The International Criminal Tribunal for Rwanda (ICTR) found Father Athanase Seromba guilty on two of four counts he faced in connection with the genocide in which some 800,000 people, mainly minority Tutsis and moderate Hutus, died.
"The chamber finds you guilty of genocide and extermination and sentences you to a single term of 15 years in prison," chief judge Andresia Vaz said, reading the verdict of the three-member panel on Wednesday.
He was acquitted on lesser counts of complicity to commit genocide and incitement to commit genocide, the court said.
Seromba, a 43-year-old Hutu, had pleaded not guilty to the charges that stemmed notably from the destruction of his parish church in the western town of Nyange where some 2,000 Tutsi faithful had sought shelter in April 1994.
He was accused of ordering the church levelled by bulldozers, which led to the deaths of all inside, and instructing radical Hutu militia to shoot Tutsis who tried to flee the carnage.
Seromba had claimed he was a simple parish priest and powerless to stop the killing but prosecutors had called for the priest to be given the court`s maximum sentence of life in prison.
The judges found that while Seromba had not personally ordered the church destroyed, he had approved a decision by local authorities to do so.
"By his proven gestures, he contributed in a substantial way," the judges said.

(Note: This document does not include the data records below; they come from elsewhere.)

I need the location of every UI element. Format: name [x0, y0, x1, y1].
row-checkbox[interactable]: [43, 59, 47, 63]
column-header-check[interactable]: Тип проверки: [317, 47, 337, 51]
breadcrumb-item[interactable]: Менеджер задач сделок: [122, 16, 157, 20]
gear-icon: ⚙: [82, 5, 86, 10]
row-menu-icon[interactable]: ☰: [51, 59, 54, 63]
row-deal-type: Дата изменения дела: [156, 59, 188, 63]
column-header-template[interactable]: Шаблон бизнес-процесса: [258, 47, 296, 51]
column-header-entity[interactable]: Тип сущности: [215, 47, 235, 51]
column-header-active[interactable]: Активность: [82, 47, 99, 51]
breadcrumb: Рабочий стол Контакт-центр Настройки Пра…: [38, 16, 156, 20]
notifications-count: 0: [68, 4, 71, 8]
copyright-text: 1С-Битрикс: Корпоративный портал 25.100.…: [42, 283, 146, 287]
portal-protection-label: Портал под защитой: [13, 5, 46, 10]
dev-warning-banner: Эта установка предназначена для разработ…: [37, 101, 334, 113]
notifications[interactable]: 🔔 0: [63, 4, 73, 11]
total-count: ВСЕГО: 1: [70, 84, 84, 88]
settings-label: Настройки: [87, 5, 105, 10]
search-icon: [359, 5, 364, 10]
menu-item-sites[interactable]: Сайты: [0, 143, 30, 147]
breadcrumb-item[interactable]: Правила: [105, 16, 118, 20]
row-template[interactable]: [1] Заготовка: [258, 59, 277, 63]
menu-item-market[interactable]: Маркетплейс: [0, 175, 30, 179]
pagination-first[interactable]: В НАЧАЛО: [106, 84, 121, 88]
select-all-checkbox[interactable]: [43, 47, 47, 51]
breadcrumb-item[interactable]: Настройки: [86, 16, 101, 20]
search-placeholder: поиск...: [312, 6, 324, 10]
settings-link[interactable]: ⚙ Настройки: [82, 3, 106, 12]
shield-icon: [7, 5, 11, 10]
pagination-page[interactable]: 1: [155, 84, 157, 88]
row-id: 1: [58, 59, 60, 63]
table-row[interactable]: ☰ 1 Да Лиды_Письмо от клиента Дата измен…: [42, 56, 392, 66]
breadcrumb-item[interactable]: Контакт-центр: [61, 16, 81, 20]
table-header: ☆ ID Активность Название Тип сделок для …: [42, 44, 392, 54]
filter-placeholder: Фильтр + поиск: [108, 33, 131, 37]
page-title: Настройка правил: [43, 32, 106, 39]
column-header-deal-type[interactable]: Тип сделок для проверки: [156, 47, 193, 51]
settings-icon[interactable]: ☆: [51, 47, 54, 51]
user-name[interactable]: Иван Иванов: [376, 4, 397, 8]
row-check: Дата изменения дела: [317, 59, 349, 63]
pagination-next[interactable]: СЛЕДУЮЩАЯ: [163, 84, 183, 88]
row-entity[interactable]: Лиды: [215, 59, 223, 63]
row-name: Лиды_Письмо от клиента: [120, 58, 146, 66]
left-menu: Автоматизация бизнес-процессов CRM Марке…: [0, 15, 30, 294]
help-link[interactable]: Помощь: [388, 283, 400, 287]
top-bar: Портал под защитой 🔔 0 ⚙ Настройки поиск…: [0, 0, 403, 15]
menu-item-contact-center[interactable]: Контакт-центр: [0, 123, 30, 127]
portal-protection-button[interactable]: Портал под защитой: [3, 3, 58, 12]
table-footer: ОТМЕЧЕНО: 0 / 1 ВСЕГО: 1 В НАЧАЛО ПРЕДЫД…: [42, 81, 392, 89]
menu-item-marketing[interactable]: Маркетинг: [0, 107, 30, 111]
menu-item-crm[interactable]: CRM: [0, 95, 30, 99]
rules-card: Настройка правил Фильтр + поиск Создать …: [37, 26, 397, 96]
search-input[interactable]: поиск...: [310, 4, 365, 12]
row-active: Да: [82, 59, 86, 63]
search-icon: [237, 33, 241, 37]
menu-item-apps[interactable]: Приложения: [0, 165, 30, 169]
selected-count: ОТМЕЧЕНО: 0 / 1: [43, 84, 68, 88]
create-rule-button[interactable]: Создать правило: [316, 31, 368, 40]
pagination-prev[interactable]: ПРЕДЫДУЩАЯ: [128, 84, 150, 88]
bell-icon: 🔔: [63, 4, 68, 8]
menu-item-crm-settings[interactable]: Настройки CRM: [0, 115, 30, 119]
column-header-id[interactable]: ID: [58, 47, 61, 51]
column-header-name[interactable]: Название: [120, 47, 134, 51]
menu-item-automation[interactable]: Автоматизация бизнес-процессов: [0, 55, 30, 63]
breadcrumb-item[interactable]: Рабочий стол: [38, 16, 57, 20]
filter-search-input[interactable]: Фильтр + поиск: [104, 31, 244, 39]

The defense had complained that Seromba was prosecuted only because he is a priest and had noted he voluntarily surrendered in 2002 after fighting a lengthy battle against extradition, so that justice could be done.
The trial, which began in September 2004, has been dogged by delays and controversy, including an unsuccessful defense challenge to remove the judges hearing the case for alleged bias in May.
Seromba was the first Catholic priest to face genocide charges before the ICTR, although the trial of a second, Father Emmanuel Rukundo, a former army chaplain in northern Rwanda, began in mid-November.
A third has yet to begin.
Several other clergymen and women have been tried by the ICTR and in Rwandan and foreign courts in connection with the genocide.
Last week, another cleric, Adventist pastor Elizaphan Ntakirutimana, who was convicted by the ICTR and sentenced to 10 years in prison, became the first court`s first convict to be released after serving his time.
Formed in late 1994, the Arusha-based tribunal has so far has tried 32 people, including Seromba, accused of orchestrating or carrying out the genocide, convicting 27 and acquitting five.